Workplaces love to tout the benefits of diversity, and rightly so. Teams diverse in race, gender, worldview, and age perform better at work, broaden one another’s perspectives, and generally make life more interesting. If you agree, then embrace more diversity in your personal life too. Look for people who think differently from you and be open to loving them as friends—and maybe more. Not only does this expand your dating pool; it also makes life more fun. This is exactly what I did three decades ago, and I fell in love with—and ultimately married—a woman with whom I didn’t even share a common language, let alone political views.
2. Focus on personality.
Exit the pool of people who say they would never date someone who disagrees with them politically. The peace forged by dating only your ideological twin is a Faustian bargain, because you may well be sacrificing complementarity and attraction. Try this: Make a deal with someone you plan to go out with that you will not discuss politics at all for at least the first three dates (if you get that far). This way, you will neither assume a match based on this weak criterion, nor rule someone out too early.
3. Let humans make your matches.
One of the most robust trends in meeting potential mates over the past three decades has been the move away from dates set up by friends. More than half of people ages 54–64 have had a “blind date” (a date set up by others, where the daters are unacquainted) in their life, according to DatingAdvice.com, versus only 20 percent of adults ages 18–24 . On the surface, this makes some sense: Why waste a whole dinner out trying to meet a person on the basis of someone else’s recommendation when a closer match is just a few clicks away?
If you have read this far, you know The reason: Traditional blind dates are generally arranged by people who know you and have thought about whether your personality fits with your date’s. The less exclusively you rely on an internet-dating profile, the freer you can be from philosophical prejudices, and the more you might rely on more primitive mechanisms—like your nose.

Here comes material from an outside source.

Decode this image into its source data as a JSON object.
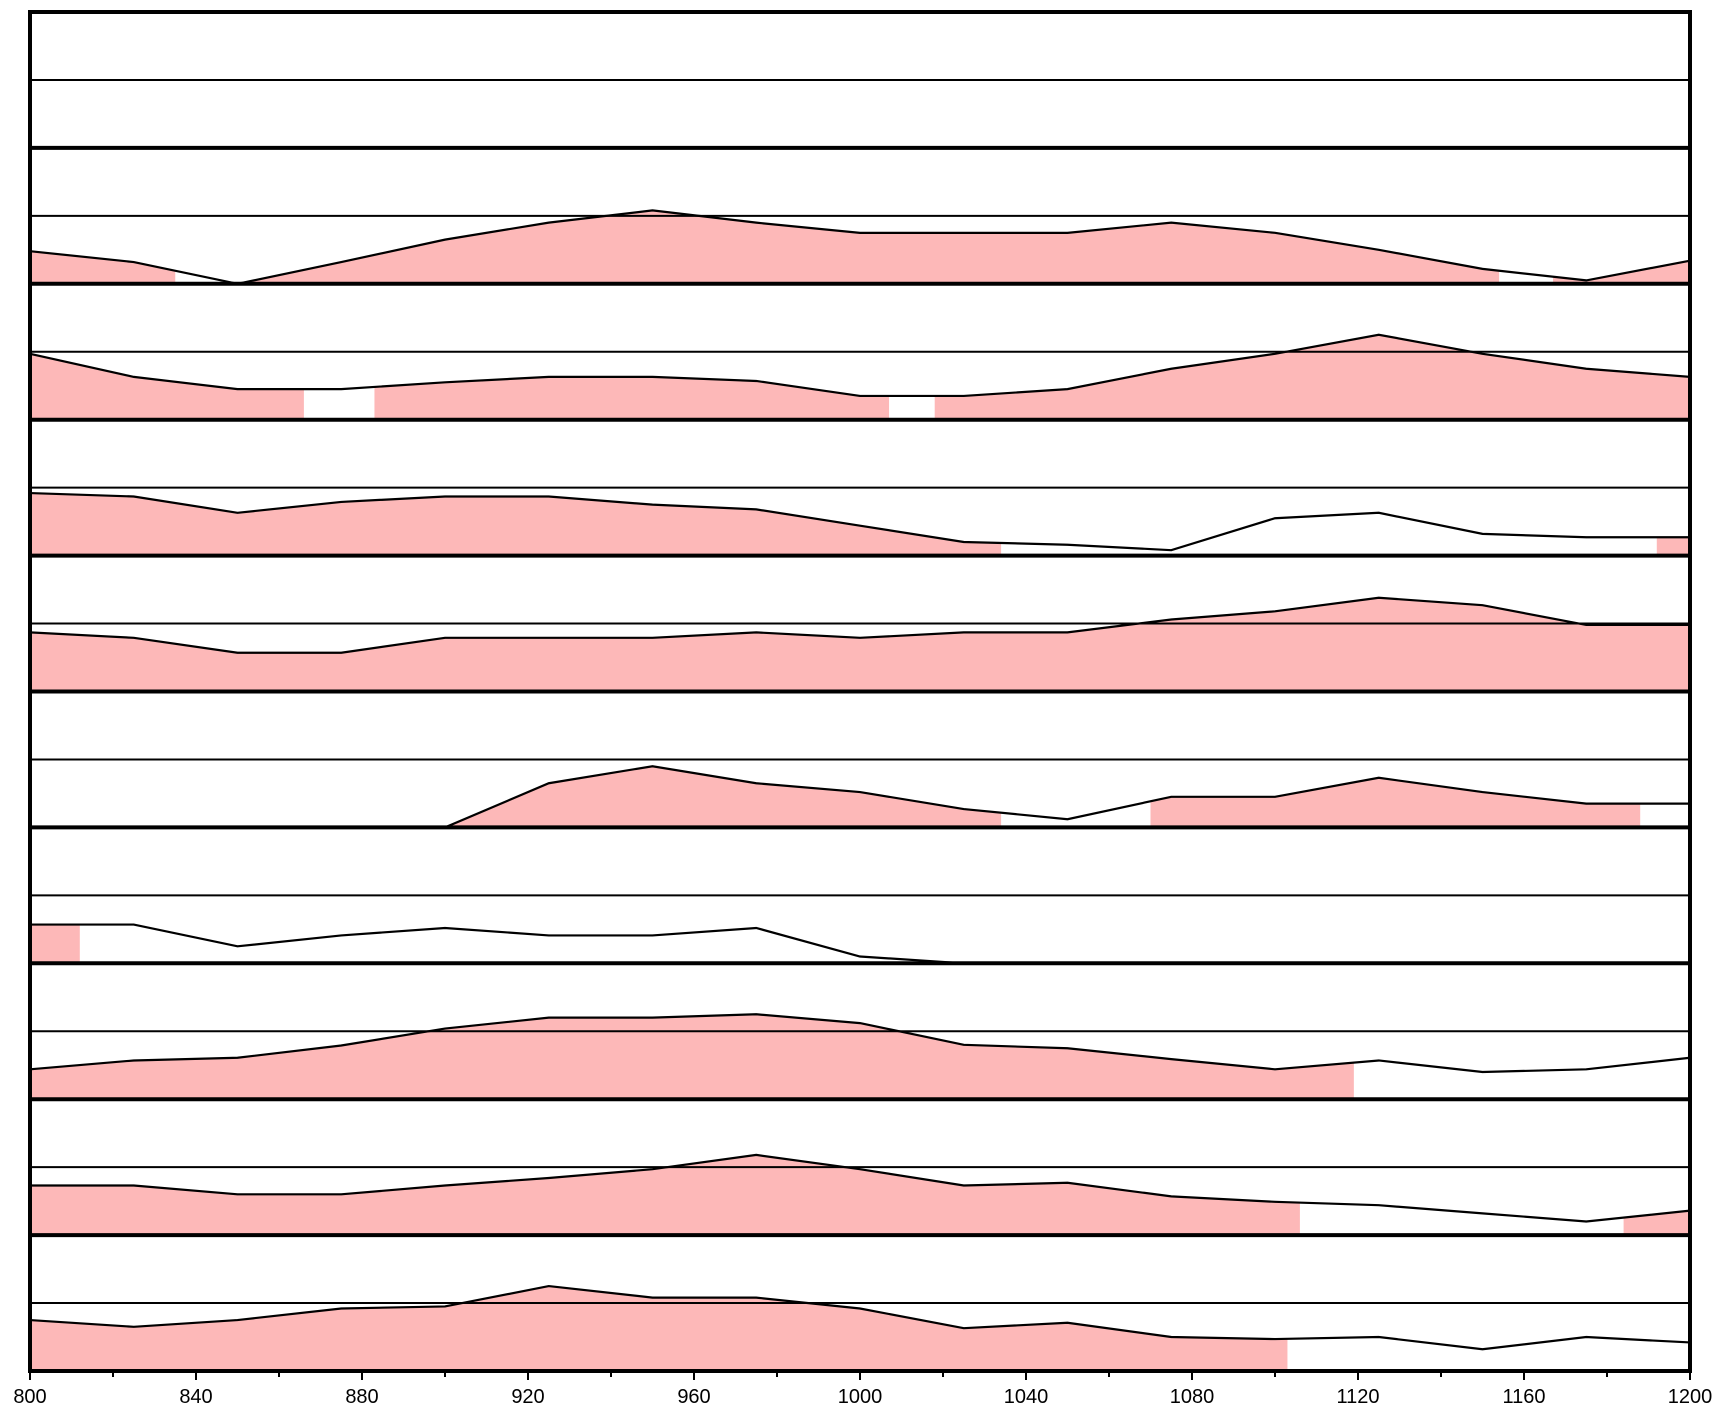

This strategy only works, of course, when your friends know eligible matches with whom to set you up. If you ask your friends to help and they consistently come up dry, it may be evidence that you need to expand your social circle.

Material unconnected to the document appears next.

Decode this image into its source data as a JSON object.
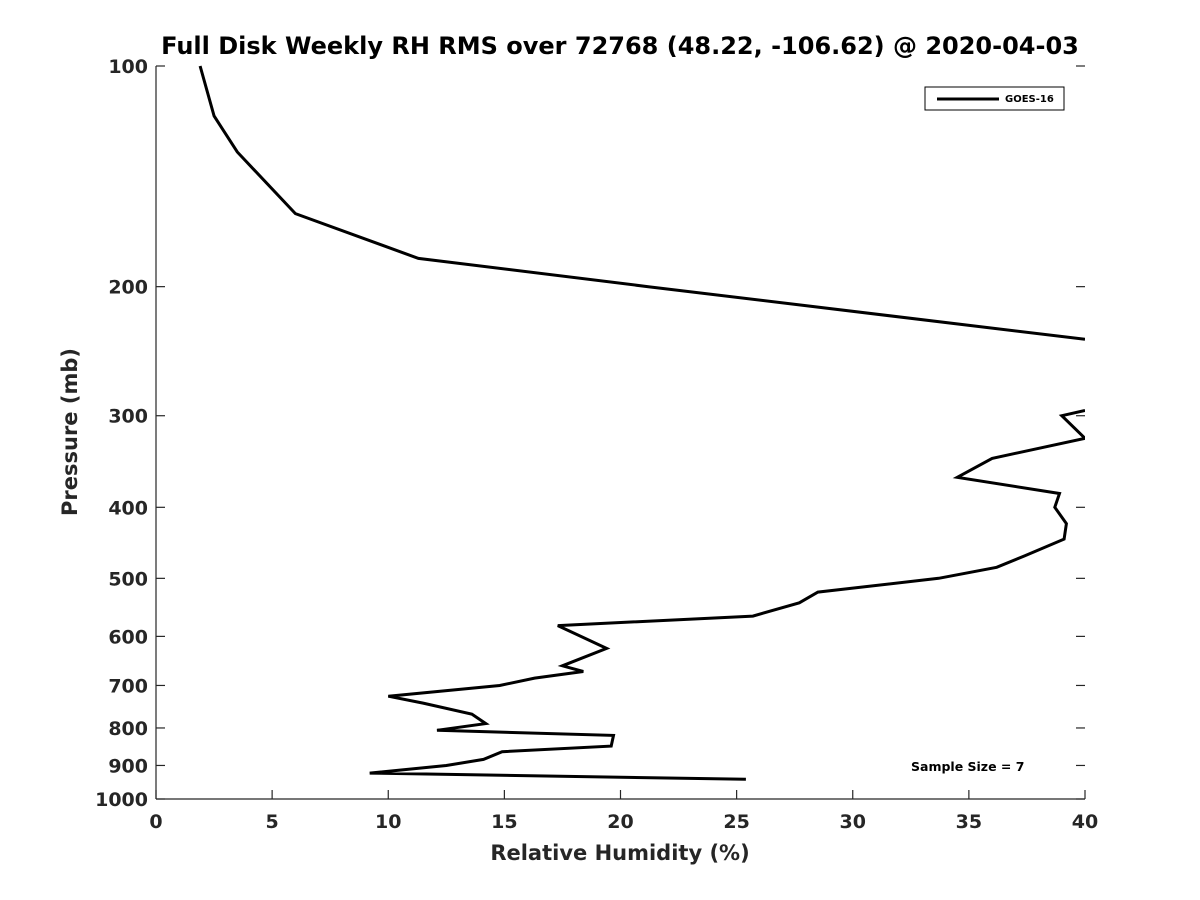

All of this advice relies on one very strong assumption: that you care more about finding love than you do about finding similarity in your relationships. If this is not the case, consider the source of your resistance to difference. Perhaps it is fear of the unknown, or family pressure to conform to a particular way of life. Once you identify the force that’s holding you back, ask yourself: Does it merit the price you are paying?
If dating has become a monotonous chore and love has eluded you, try thinking about your dating life the same way you think about visiting a new place or learning a new skill. The novelty is part of the excitement and fun. That person with the smelly T-shirt and weird ideas might just be the one you have been waiting for.